In New York they boarded the cruise ship Liberté and sailed to England. When they got to London they learned that some of Spiegel’s backers had jumped overboard and the money to make The African Queen wasn’t there. Financial decisions were made hurriedly. One was that my father would put up some of his own money to make the film. Another was that Bogie, Hepburn, and Huston would defer their salaries until there was money coming in.

  “I did insist on having my hotel room in London paid for,” Kate says. “I didn’t mind doing the film for nothing, but I certainly wasn’t going to pay for the privilege.”

  In Europe they drove through the French countryside, having a fine time while I was sulking in Holmby Hills. They stopped at roadside cafés. In Paris they visited the Eiffel Tower, the Arc de Triomphe, and they ate dinner on the Seine with Art Buchwald and Frank Capra. They stayed at the Ritz, and they ate, my mother says, “incredible French breads.” My mother fell in love with Paris for life. But it was Italy that my father loved most, and he would later make two movies there.

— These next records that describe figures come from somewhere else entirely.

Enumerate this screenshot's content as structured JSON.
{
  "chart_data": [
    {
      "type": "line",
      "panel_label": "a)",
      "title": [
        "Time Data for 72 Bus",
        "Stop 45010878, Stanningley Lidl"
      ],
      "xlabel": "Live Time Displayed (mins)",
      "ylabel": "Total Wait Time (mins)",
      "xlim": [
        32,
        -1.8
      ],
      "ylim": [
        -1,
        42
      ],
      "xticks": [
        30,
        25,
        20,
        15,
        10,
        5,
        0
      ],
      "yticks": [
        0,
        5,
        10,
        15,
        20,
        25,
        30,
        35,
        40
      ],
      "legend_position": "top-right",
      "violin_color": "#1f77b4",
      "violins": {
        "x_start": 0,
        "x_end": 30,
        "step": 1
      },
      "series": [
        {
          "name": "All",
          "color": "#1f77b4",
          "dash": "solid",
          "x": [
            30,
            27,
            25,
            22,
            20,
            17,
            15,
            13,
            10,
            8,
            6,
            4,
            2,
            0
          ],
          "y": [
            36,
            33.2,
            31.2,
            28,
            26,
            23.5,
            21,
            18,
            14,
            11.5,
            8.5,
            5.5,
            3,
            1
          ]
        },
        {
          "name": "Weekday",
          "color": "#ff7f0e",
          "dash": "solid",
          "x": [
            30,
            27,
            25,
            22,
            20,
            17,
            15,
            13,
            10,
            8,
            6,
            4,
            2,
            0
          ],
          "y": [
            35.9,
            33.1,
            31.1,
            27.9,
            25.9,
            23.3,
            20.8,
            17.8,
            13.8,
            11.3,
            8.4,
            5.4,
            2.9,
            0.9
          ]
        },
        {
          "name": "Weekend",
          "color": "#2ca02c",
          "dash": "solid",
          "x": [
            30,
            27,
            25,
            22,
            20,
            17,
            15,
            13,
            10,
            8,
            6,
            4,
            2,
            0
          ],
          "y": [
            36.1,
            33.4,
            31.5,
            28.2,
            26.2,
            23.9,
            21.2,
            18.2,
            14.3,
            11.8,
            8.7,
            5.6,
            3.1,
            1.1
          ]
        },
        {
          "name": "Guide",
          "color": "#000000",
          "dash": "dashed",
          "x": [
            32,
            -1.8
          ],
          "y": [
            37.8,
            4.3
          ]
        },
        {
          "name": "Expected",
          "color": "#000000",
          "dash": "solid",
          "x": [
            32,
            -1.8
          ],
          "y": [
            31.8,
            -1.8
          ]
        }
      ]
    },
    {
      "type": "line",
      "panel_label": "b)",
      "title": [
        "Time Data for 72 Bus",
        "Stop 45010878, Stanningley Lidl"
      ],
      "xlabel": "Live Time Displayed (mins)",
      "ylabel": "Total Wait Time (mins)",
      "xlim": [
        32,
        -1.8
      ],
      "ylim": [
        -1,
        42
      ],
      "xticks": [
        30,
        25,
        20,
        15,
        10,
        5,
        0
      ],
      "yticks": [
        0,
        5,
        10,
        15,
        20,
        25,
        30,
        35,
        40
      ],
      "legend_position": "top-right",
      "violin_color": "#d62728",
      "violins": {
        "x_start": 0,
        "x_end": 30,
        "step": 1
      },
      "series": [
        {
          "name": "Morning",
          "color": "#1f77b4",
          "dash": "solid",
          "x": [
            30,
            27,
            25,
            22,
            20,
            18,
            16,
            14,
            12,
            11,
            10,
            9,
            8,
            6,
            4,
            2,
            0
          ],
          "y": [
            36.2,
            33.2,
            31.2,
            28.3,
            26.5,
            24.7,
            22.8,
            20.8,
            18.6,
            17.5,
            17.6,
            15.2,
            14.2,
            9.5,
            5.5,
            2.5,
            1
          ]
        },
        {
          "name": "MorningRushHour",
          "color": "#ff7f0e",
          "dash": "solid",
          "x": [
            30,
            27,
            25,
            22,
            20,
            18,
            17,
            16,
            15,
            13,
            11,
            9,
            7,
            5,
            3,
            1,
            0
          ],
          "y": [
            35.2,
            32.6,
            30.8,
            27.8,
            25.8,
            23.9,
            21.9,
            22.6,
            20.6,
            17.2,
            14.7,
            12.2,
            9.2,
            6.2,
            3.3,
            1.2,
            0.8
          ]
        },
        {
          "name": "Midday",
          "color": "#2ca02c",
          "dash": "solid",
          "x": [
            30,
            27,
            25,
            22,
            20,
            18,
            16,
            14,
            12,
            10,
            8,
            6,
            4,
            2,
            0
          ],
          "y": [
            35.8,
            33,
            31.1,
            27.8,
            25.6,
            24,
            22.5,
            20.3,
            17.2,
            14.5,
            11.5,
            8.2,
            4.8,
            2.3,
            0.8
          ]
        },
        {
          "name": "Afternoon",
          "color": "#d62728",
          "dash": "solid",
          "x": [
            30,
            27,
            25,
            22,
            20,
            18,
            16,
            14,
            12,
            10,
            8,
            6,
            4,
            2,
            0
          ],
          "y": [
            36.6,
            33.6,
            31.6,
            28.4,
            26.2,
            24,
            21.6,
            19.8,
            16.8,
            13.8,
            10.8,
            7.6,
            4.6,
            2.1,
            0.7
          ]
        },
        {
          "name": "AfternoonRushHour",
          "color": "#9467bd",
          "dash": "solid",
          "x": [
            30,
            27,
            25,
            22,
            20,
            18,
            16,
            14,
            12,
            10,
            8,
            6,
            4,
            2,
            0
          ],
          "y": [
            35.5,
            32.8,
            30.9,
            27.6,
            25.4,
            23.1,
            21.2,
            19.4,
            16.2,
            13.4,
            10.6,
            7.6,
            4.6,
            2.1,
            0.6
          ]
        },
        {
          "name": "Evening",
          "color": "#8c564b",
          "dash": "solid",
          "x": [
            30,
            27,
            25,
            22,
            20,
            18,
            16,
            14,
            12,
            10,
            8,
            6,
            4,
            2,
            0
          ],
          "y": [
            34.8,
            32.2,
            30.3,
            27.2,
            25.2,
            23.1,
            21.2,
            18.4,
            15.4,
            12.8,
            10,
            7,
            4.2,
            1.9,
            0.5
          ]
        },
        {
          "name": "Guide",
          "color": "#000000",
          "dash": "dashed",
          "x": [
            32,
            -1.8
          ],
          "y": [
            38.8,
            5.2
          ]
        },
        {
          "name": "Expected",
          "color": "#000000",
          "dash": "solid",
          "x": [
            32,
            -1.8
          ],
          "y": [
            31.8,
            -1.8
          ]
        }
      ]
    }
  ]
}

  My father liked to pick up a pen from time to time, and of his European adventure, he later wrote, “Like most Americans I have my greatest linguistic difficulties in France. My theory is that Parisians understand my Phillips Andover French and pretend not to. On the other hand, Italians pretend, out of natural politeness, to understand my experiments with their language when actually they don’t. Either way I am in trouble.”

  Perhaps it was best that my parents had these idyllic days on the Continent. Because typical of Huston, whom my father referred to as “The Monster,” The African Queen was to be shot in the most remote jungles of the Belgian Congo (now Zaire) and Uganda. Generally, my father didn’t care for location shooting. He preferred the comfort of a studio. But he knew that when you made a film with Huston you had to be prepared to relocate in jungles and on mountains.

  Bogie had already gone on tough locations with Huston. They had gone to a remote village in Mexico to make The Treasure of the Sierra Madre. “John wanted everything perfect,” Bogie said of that excursion. “If he saw a nearby mountain that could serve for photographic purposes, that mountain was no good. Too easy to reach. If we could get to a location site without fording a couple of streams and walking through snake-infested areas in the scorching sun, then it wasn’t quite right.”